By Lois Romano
Washington Post Staff Writer
Friday, August 28, 2009
She walked behind her husband's coffin Thursday at the John F. Kennedy Presidential Library with the same single-minded purpose that friends say she has projected for the past year: unwaveringly forward-looking, no public tears, smiling warmly at friends and guarding her husband's surroundings until the end.
Victoria Reggie Kennedy has been known as the woman who rescued Ted Kennedy 18 years ago -- saved him from his drinking and womanizing, saved him from himself, saved his career. But from now on, she will be remembered as the widow who gracefully managed the last days of one the most revered -- and controversial -- political icons of the last four decades.
"What she accomplished and enabled him to do in the last 15 months is more than most people do in a lifetime," says Boston friend Heather Campion. "He started and finished his memoir. Everyone who wanted to see Ted in the past few months was able to do so in a meaningful way. She juggled very aggressive cancer treatment to prolong his life, and she opened her house to the entire family -- and cooked the meals. She never lost a sense of hope."
Said another Kennedy friend on the condition of anonymity: "She was inspirational. She was vigilant in making sure that his remaining time was spent comfortably with friends and family in fellowship. She didn't want him isolated."
It was a remarkable scene Thursday, watching this relative newcomer to the Kennedy tribe in her simple black suit and pearls leading the pack of 85 family members, along with Kennedy's sister, Jean Smith, from the house in Hyannis Port, Mass., to the library. There has been much speculation about where Vicki Kennedy will find her place now that her husband is gone.
A lawyer, she has been mentioned as a possible successor to him in the Senate, but she has told friends that she is not interested. She has made her home at the Kennedy compound at Hyannis Port in recent years. But it is a house with a history and much sentiment attached to it, and not likely to be her permanent home. CNN has reported that her husband was interested in turning the property into a museum. She and Sen. Kennedy bought a fancy house in Washington's Kalorama neighborhood, where friends suspect she will return.
Intimates have downplayed recent reports that she had been in a push-pull with Joseph Kennedy III, Robert Kennedy's oldest son, over who had the final word on Teddy's care. She did. By all accounts, she was his soul mate, closest political adviser and, after he was diagnosed with a brain tumor last year, his primary caregiver. Long interested in medical advocacy, Vicki called doctors all over the country, anxious to try the newest cutting-edge treatments.
When it became clear in the spring that they were running out of options, Vicki helped her husband say goodbye to those closest to him, and together they planned the funeral. There was a steady stream of friends and family through the house every day, eating her meals and reminiscing and singing Irish songs with her husband. She brought his beloved sailboat to a dock close to the house so he could be brought on board in a wheelchair. She chose who would be allowed to see him so frail in his last days.

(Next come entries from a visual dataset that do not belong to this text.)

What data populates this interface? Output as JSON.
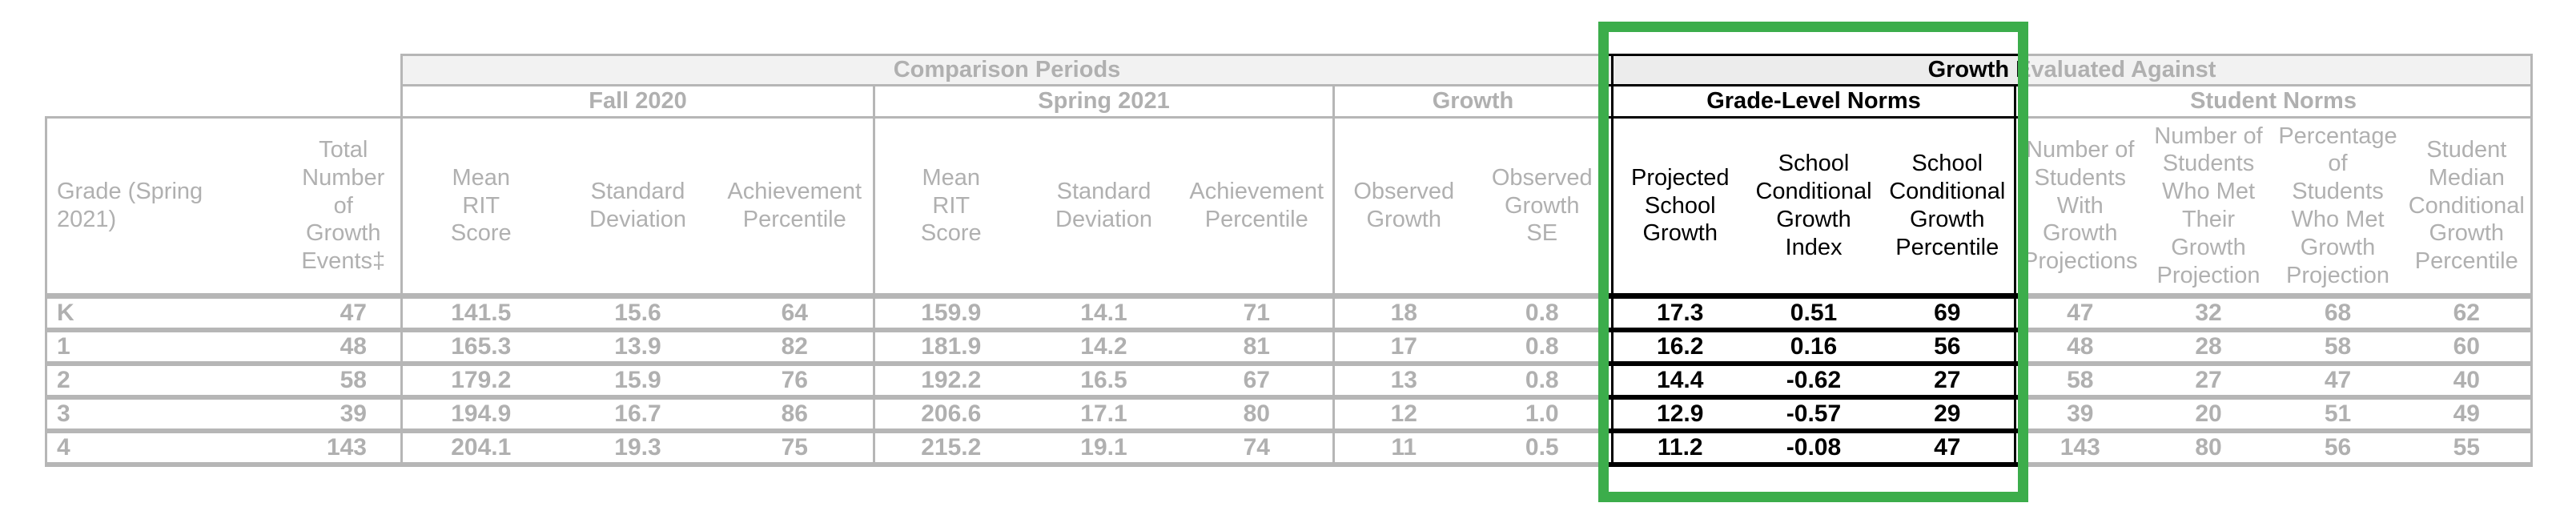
{
  "highlight": {
    "border_color": "#3cad4b"
  },
  "table": {
    "groups": {
      "comparison_periods": "Comparison Periods",
      "growth_evaluated_against": "Growth Evaluated Against",
      "fall_2020": "Fall 2020",
      "spring_2021": "Spring 2021",
      "growth": "Growth",
      "grade_level_norms": "Grade-Level Norms",
      "student_norms": "Student Norms"
    },
    "columns": [
      {
        "id": "grade",
        "label": "Grade  (Spring 2021)"
      },
      {
        "id": "total-growth-events",
        "label": "Total\nNumber\nof\nGrowth\nEvents‡"
      },
      {
        "id": "fall-mean-rit",
        "label": "Mean\nRIT\nScore"
      },
      {
        "id": "fall-standard-deviation",
        "label": "Standard\nDeviation"
      },
      {
        "id": "fall-achievement-percentile",
        "label": "Achievement\nPercentile"
      },
      {
        "id": "spring-mean-rit",
        "label": "Mean\nRIT\nScore"
      },
      {
        "id": "spring-standard-deviation",
        "label": "Standard\nDeviation"
      },
      {
        "id": "spring-achievement-percentile",
        "label": "Achievement\nPercentile"
      },
      {
        "id": "observed-growth",
        "label": "Observed\nGrowth"
      },
      {
        "id": "observed-growth-se",
        "label": "Observed\nGrowth\nSE"
      },
      {
        "id": "projected-school-growth",
        "label": "Projected\nSchool\nGrowth"
      },
      {
        "id": "school-conditional-growth-index",
        "label": "School\nConditional\nGrowth\nIndex"
      },
      {
        "id": "school-conditional-growth-percentile",
        "label": "School\nConditional\nGrowth\nPercentile"
      },
      {
        "id": "students-with-growth-projections",
        "label": "Number of\nStudents\nWith\nGrowth\nProjections"
      },
      {
        "id": "students-met-growth-projection",
        "label": "Number of\nStudents\nWho Met\nTheir\nGrowth\nProjection"
      },
      {
        "id": "percentage-met-growth-projection",
        "label": "Percentage\nof\nStudents\nWho Met\nGrowth\nProjection"
      },
      {
        "id": "student-median-conditional-growth-percentile",
        "label": "Student\nMedian\nConditional\nGrowth\nPercentile"
      }
    ],
    "rows": [
      {
        "cells": [
          "K",
          "47",
          "141.5",
          "15.6",
          "64",
          "159.9",
          "14.1",
          "71",
          "18",
          "0.8",
          "17.3",
          "0.51",
          "69",
          "47",
          "32",
          "68",
          "62"
        ]
      },
      {
        "cells": [
          "1",
          "48",
          "165.3",
          "13.9",
          "82",
          "181.9",
          "14.2",
          "81",
          "17",
          "0.8",
          "16.2",
          "0.16",
          "56",
          "48",
          "28",
          "58",
          "60"
        ]
      },
      {
        "cells": [
          "2",
          "58",
          "179.2",
          "15.9",
          "76",
          "192.2",
          "16.5",
          "67",
          "13",
          "0.8",
          "14.4",
          "-0.62",
          "27",
          "58",
          "27",
          "47",
          "40"
        ]
      },
      {
        "cells": [
          "3",
          "39",
          "194.9",
          "16.7",
          "86",
          "206.6",
          "17.1",
          "80",
          "12",
          "1.0",
          "12.9",
          "-0.57",
          "29",
          "39",
          "20",
          "51",
          "49"
        ]
      },
      {
        "cells": [
          "4",
          "143",
          "204.1",
          "19.3",
          "75",
          "215.2",
          "19.1",
          "74",
          "11",
          "0.5",
          "11.2",
          "-0.08",
          "47",
          "143",
          "80",
          "56",
          "55"
        ]
      }
    ]
  }
}
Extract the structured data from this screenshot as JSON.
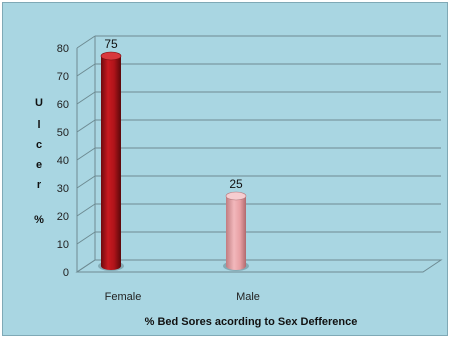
{
  "chart_data": {
    "type": "bar",
    "categories": [
      "Female",
      "Male"
    ],
    "values": [
      75,
      25
    ],
    "data_labels": [
      "75",
      "25"
    ],
    "xlabel": "% Bed Sores acording to Sex Defference",
    "ylabel": "U l c e r %",
    "ylim": [
      0,
      80
    ],
    "yticks": [
      0,
      10,
      20,
      30,
      40,
      50,
      60,
      70,
      80
    ],
    "grid": true,
    "style": "3d-cylinder",
    "colors": {
      "background": "#a9d6e2",
      "grid": "#6e8b93",
      "Female": "#b0141a",
      "Male": "#e8a0a4"
    }
  }
}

Vicki was a 37-year-old lawyer and divorced single mom when she re-met Ted at family party. Her Louisiana family had known him for years, and she briefly interned in his office as a young woman. Her father, Edmund, a retired judge, helped deliver his state for vice presidential candidate John F. Kennedy at the 1956 Democratic convention and remained close to the Kennedys.

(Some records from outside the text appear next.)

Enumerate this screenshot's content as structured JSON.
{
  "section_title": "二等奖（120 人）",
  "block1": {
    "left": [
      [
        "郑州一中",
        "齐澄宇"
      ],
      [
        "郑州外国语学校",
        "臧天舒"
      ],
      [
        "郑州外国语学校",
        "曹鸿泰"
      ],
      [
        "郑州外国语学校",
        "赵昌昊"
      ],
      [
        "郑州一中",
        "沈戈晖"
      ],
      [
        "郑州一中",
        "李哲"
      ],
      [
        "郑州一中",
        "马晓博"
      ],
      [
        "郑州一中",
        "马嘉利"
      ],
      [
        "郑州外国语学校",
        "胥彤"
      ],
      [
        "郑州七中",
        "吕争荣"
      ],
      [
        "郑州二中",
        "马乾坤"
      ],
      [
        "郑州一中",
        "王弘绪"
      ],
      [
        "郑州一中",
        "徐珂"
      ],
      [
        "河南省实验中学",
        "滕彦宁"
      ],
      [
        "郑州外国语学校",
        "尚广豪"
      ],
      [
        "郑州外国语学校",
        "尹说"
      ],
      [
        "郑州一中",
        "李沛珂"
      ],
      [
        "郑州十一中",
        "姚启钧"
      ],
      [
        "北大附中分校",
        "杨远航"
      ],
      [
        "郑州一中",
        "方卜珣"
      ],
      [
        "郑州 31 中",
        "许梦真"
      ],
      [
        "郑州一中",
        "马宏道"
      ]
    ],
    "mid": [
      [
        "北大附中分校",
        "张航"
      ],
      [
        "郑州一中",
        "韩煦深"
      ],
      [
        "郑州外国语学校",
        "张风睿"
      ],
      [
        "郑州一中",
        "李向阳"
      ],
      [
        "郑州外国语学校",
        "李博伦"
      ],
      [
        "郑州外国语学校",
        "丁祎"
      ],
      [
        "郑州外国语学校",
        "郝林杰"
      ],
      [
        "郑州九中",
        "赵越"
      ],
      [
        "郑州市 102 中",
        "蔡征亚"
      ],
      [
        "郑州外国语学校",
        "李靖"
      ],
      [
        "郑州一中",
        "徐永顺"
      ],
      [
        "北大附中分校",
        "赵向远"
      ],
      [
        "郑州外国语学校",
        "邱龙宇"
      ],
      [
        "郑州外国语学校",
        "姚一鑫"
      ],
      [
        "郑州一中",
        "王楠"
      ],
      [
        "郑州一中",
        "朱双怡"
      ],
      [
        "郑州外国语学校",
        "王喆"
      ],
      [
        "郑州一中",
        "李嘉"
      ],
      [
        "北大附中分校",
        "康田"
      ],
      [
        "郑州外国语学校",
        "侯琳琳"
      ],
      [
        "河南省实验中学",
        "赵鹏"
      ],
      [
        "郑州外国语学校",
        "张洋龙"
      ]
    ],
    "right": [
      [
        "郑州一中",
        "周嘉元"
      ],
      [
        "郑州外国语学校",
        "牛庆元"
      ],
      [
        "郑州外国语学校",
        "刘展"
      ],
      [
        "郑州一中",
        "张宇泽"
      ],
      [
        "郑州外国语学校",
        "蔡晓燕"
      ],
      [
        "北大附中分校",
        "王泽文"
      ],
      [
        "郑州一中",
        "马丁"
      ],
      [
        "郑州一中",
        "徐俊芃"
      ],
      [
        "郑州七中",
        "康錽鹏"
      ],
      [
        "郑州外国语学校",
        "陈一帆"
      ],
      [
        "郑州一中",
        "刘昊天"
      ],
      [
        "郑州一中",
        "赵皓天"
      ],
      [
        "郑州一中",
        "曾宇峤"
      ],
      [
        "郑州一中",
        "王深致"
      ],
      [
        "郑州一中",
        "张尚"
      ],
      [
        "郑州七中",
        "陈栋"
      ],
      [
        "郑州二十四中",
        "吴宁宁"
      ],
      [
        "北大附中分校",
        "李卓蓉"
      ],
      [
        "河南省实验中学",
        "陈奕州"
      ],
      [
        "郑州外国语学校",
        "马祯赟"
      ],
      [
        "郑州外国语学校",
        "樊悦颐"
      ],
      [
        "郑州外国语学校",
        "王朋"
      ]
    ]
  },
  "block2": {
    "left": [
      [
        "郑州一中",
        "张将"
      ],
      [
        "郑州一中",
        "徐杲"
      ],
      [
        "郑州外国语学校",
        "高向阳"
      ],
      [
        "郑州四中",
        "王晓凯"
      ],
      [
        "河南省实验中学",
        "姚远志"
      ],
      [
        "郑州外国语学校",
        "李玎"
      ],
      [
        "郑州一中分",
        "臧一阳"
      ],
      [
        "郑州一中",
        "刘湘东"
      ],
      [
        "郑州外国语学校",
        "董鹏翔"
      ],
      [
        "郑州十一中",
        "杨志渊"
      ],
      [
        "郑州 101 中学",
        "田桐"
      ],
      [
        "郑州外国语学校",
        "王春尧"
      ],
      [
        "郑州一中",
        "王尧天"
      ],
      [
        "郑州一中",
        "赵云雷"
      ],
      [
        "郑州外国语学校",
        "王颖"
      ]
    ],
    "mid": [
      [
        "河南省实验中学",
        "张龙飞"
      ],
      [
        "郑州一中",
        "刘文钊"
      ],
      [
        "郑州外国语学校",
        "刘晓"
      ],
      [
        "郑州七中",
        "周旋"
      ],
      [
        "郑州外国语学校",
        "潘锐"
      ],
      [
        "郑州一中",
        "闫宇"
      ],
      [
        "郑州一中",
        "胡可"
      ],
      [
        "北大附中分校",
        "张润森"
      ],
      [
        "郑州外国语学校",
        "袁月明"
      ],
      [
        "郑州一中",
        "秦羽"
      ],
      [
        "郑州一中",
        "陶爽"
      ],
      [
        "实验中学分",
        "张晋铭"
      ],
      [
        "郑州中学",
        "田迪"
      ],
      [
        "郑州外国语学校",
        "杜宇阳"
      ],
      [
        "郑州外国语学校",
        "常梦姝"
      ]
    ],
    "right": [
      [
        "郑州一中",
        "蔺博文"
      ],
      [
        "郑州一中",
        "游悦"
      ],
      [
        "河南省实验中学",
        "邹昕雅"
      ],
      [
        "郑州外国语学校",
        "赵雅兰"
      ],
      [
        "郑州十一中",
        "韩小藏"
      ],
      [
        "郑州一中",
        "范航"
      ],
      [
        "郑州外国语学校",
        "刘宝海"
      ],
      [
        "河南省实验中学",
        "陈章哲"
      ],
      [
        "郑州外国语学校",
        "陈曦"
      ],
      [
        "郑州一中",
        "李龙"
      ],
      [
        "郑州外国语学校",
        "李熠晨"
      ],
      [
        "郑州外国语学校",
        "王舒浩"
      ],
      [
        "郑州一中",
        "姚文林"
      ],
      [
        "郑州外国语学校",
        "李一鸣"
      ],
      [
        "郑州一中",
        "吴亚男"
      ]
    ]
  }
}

Ted was at a low point in 1991 when Vicki came back into the picture. A particularly unflattering portrait of him as hard-drinking and juvenile was emerging at the sensational rape trial of his nephew, William Kennedy Smith. After years of public carousing, Ted's popularity in his own state was plummeting to the point where he was in danger of losing his seat to a Mormon businessman named Mitt Romney.

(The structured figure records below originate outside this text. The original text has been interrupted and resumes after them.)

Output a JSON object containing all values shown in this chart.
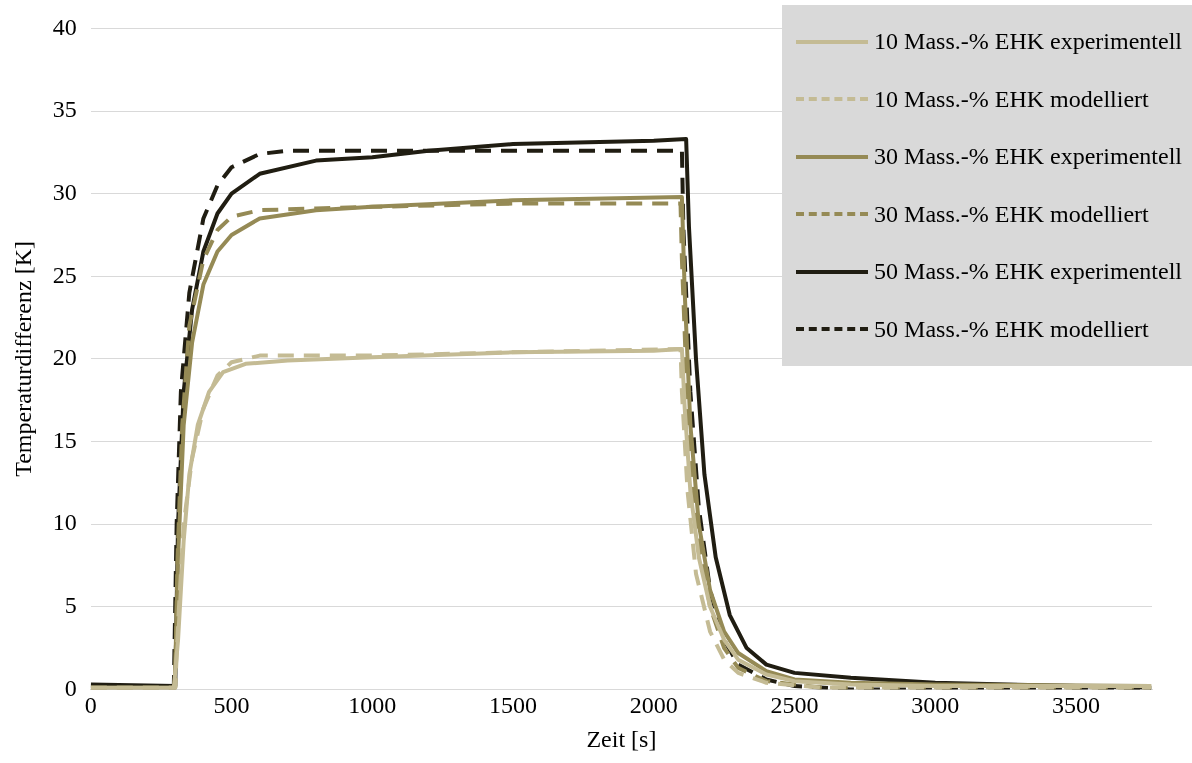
{
  "chart_data": {
    "type": "line",
    "xlabel": "Zeit [s]",
    "ylabel": "Temperaturdifferenz [K]",
    "xlim": [
      0,
      3770
    ],
    "xticks": [
      0,
      500,
      1000,
      1500,
      2000,
      2500,
      3000,
      3500
    ],
    "ylim": [
      0,
      40
    ],
    "yticks": [
      0,
      5,
      10,
      15,
      20,
      25,
      30,
      35,
      40
    ],
    "grid": "y",
    "legend": "top right",
    "marker": "none",
    "series": [
      {
        "name": "10 Mass.-% EHK experimentell",
        "color": "#c4bb94",
        "line_style": "solid",
        "x": [
          0,
          295,
          310,
          330,
          350,
          380,
          420,
          470,
          550,
          700,
          1000,
          1500,
          2000,
          2100,
          2110,
          2130,
          2160,
          2200,
          2250,
          2300,
          2400,
          2500,
          2700,
          3000,
          3500,
          3767
        ],
        "values": [
          0.1,
          0.1,
          3,
          9,
          13,
          16,
          18,
          19.2,
          19.7,
          19.9,
          20.1,
          20.4,
          20.5,
          20.6,
          17,
          12,
          8,
          5,
          3,
          1.8,
          0.9,
          0.5,
          0.3,
          0.2,
          0.2,
          0.2
        ]
      },
      {
        "name": "10 Mass.-% EHK modelliert",
        "color": "#c4bb94",
        "line_style": "dashed",
        "x": [
          0,
          300,
          310,
          330,
          360,
          400,
          450,
          500,
          600,
          1000,
          1500,
          2095,
          2100,
          2120,
          2150,
          2200,
          2250,
          2300,
          2400,
          2600,
          3767
        ],
        "values": [
          0.1,
          0.1,
          4,
          10,
          14,
          17,
          19,
          19.8,
          20.2,
          20.2,
          20.4,
          20.6,
          18,
          12,
          7,
          3.5,
          1.8,
          1,
          0.4,
          0.1,
          0.1
        ]
      },
      {
        "name": "30 Mass.-% EHK experimentell",
        "color": "#958a55",
        "line_style": "solid",
        "x": [
          0,
          298,
          310,
          330,
          360,
          400,
          450,
          500,
          600,
          800,
          1000,
          1500,
          2100,
          2110,
          2130,
          2160,
          2200,
          2250,
          2300,
          2400,
          2500,
          2700,
          3000,
          3767
        ],
        "values": [
          0.1,
          0.1,
          8,
          16,
          21,
          24.5,
          26.5,
          27.5,
          28.5,
          29,
          29.2,
          29.6,
          29.8,
          24,
          16,
          10,
          6,
          3.5,
          2.2,
          1.1,
          0.6,
          0.4,
          0.3,
          0.2
        ]
      },
      {
        "name": "30 Mass.-% EHK modelliert",
        "color": "#958a55",
        "line_style": "dashed",
        "x": [
          0,
          300,
          308,
          325,
          350,
          400,
          450,
          500,
          600,
          800,
          1000,
          1500,
          2095,
          2100,
          2120,
          2150,
          2200,
          2250,
          2300,
          2400,
          2600,
          3767
        ],
        "values": [
          0.1,
          0.1,
          8,
          16,
          22,
          26,
          27.8,
          28.6,
          29,
          29.1,
          29.2,
          29.4,
          29.4,
          26,
          17,
          10,
          5,
          2.5,
          1.3,
          0.5,
          0.1,
          0.1
        ]
      },
      {
        "name": "50 Mass.-% EHK experimentell",
        "color": "#201d12",
        "line_style": "solid",
        "x": [
          0,
          300,
          310,
          330,
          360,
          400,
          450,
          500,
          600,
          800,
          1000,
          1200,
          1500,
          2000,
          2115,
          2125,
          2150,
          2180,
          2220,
          2270,
          2330,
          2400,
          2500,
          2700,
          3000,
          3500,
          3767
        ],
        "values": [
          0.3,
          0.2,
          10,
          18,
          23,
          26.5,
          28.8,
          30,
          31.2,
          32,
          32.2,
          32.6,
          33,
          33.2,
          33.3,
          28,
          20,
          13,
          8,
          4.5,
          2.5,
          1.5,
          1,
          0.7,
          0.4,
          0.2,
          0.1
        ]
      },
      {
        "name": "50 Mass.-% EHK modelliert",
        "color": "#201d12",
        "line_style": "dashed",
        "x": [
          0,
          295,
          305,
          320,
          350,
          400,
          450,
          500,
          600,
          700,
          1000,
          2100,
          2105,
          2130,
          2160,
          2200,
          2250,
          2300,
          2400,
          2500,
          2700,
          3767
        ],
        "values": [
          0.2,
          0.2,
          10,
          18,
          24,
          28.5,
          30.5,
          31.6,
          32.4,
          32.6,
          32.6,
          32.6,
          28,
          18,
          11,
          6,
          3,
          1.5,
          0.6,
          0.2,
          0,
          0
        ]
      }
    ]
  }
}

As Ted was preparing to testify at Smith's Florida trial in late 1991, he felt compelled to publicly take responsibility for his own behavior: "I recognize my own shortcomings," he said in an extraordinary speech at Harvard's Institute of Politics at the Kennedy School of Government. "I realize that I alone am responsible for them, and I am the one who must confront them."
Sitting unobtrusively in the audience was Vicki, whom he had been quietly dating for four months. The couple married in July 1992, went from their honeymoon straight to the Democratic convention, and have been inseparable ever since.
"The two shared a tremendous Catholic faith," says Campion. "I think that's what got her through this."